Deploying a Rails app (like all things in Rails) is simple and magical.

Postgres

Heroku uses Postgres, so you should too. Or if you don't you should set it to be the DB for use in production.

Anywhere in Gemfile

gem 'pg', group: :production
bundle install --without production

Prepare for deployment

If you are using Rails 4 then you have to add the 12factor gem to your Gemfile in the production group.

Anywhere in Gemfile

gem 'rails_12factor', group: :production

This gem takes care of producing descriptive logs and serving your assets. Based on the recommended read: The Twelve-Factor App. Note that this class has covered many of these principles.

Bundle

Once this is done you have to run bundle which will automatically update the Gemfile.lock, which must be done before you push to Heroku. Be sure to commit your changes before pushing.

Pushing to Heroku

If you haven't already, download the Heroku toolbelt, which is a commandline tool used to interact with your heroku instance.

Create a heroku app

First you need to create a heroku app (if you haven't already). This can be done in the command line inside your project directory.

heroku create YOUR_APP_NAME_HERE

You can test that this worked by running git remote -v and you should see a new remote for heroku. If not try again (pay attention to any error messages).
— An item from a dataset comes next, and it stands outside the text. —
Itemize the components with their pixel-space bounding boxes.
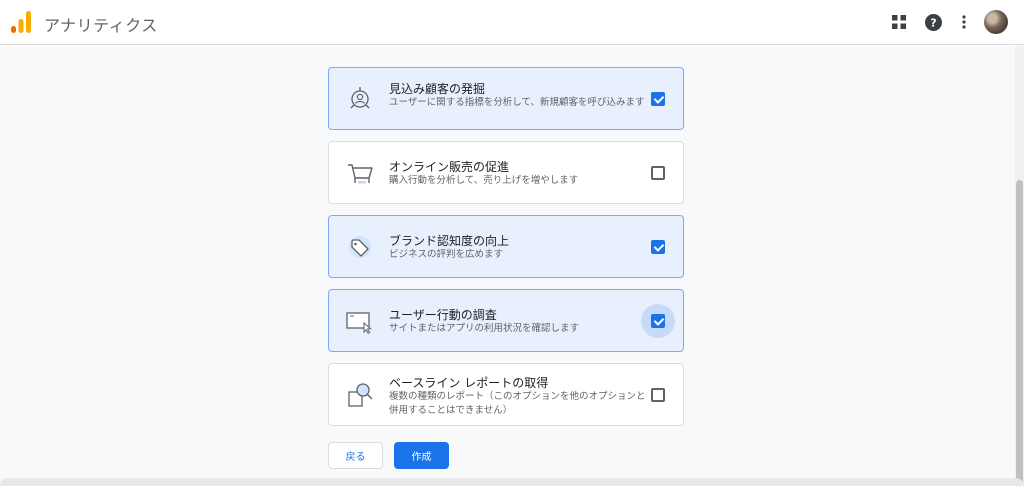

Push it... p-p-p-push it real good

Once that is done we are ready to push our site to heroku. First, run git status to make sure you've added and commited all changes then we just push to the newly added heroku remote.

git push heroku master

(this will take a while to complete)

Production Database Setup

You can run any command on heroku by using heroku run followed by the command you want to execute. This will work for any command you'd normally run on your local development environment. This means that we can run rake db:migrate on the server.

migrate the database

heroku run rake db:migrate

You can also run db:reset or db:seed if you need to reset your database.
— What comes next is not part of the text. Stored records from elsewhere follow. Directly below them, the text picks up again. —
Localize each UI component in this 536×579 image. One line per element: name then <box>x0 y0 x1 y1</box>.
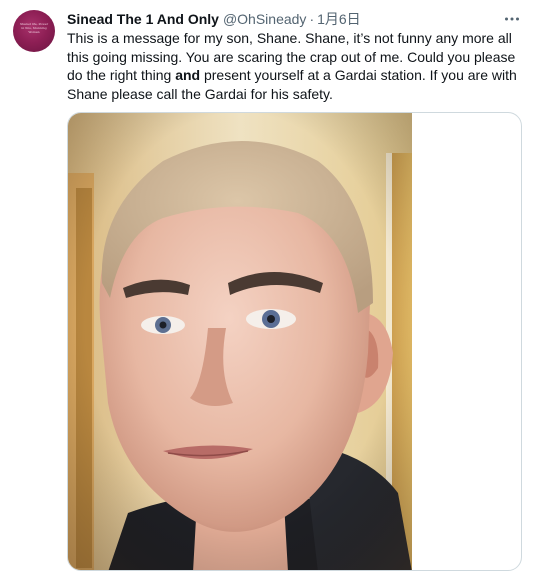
tweet-header: Sinead The 1 And Only @OhSineady · 1月6日 <box>67 9 522 29</box>
avatar[interactable]: Shared life, Power in this, Stunning Wom… <box>13 10 55 52</box>
tweet-text-bold: and <box>175 67 201 83</box>
avatar-text: Shared life, Power in this, Stunning Wom… <box>19 22 49 34</box>
display-name[interactable]: Sinead The 1 And Only <box>67 11 219 27</box>
tweet-date[interactable]: 1月6日 <box>317 9 361 29</box>
more-horizontal-icon[interactable] <box>502 9 522 29</box>
tweet-media[interactable] <box>67 112 522 571</box>
photo-of-young-man[interactable] <box>68 113 412 571</box>
tweet-card: Shared life, Power in this, Stunning Wom… <box>0 0 536 579</box>
separator-dot: · <box>309 11 315 27</box>
tweet-text: This is a message for my son, Shane. Sha… <box>67 29 527 103</box>
user-handle[interactable]: @OhSineady <box>223 11 306 27</box>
WARNING Once you've deployed, don't edit with your migration files. You'll end up with different DBs on your local and production servers and it'll be very difficult to debug. Instead, you should be a well behaved developer and add new migrations for any DB changes.

Configure environment variables

If your app depends on any environment variables (if you have a .env file) you'll need to set those values on Heroku.
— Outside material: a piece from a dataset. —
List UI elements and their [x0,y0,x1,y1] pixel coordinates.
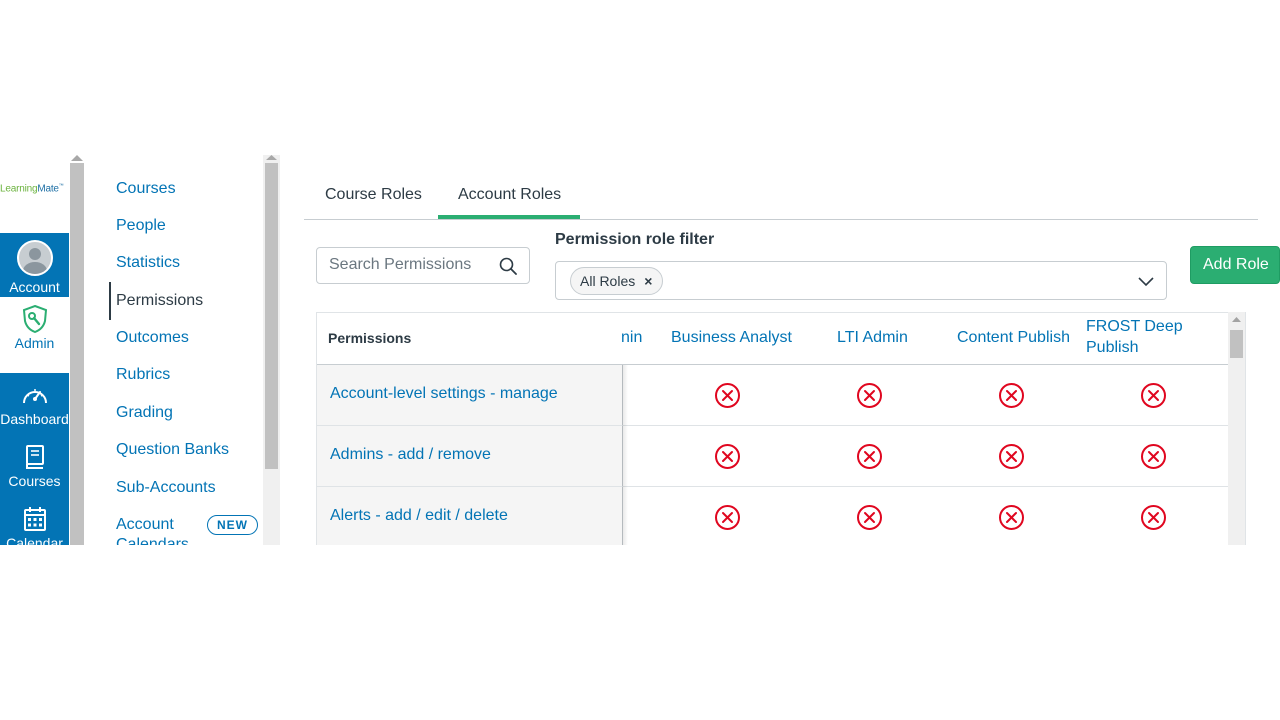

To see the currently set environment values run

heroku config

To set a value run

heroku config:set TACO_KEY=xxxxxxx

Viewing your site

Once the push finishes you can go to your website. If you run heroku open it will automatically load your web browser at the appropriate URL.

Updating

Once everything is set up all you have to do is run git push heroku master to push new changes to Heroku (always make sure your changes are commited with git status).

Troubleshooting

What if something goes wrong?

From your project directory you can run heroku logs to see the rails console output on heroku or heroku logs --tail to see a live feed.

You can also type herkou run rails c to access the rails console on the production server.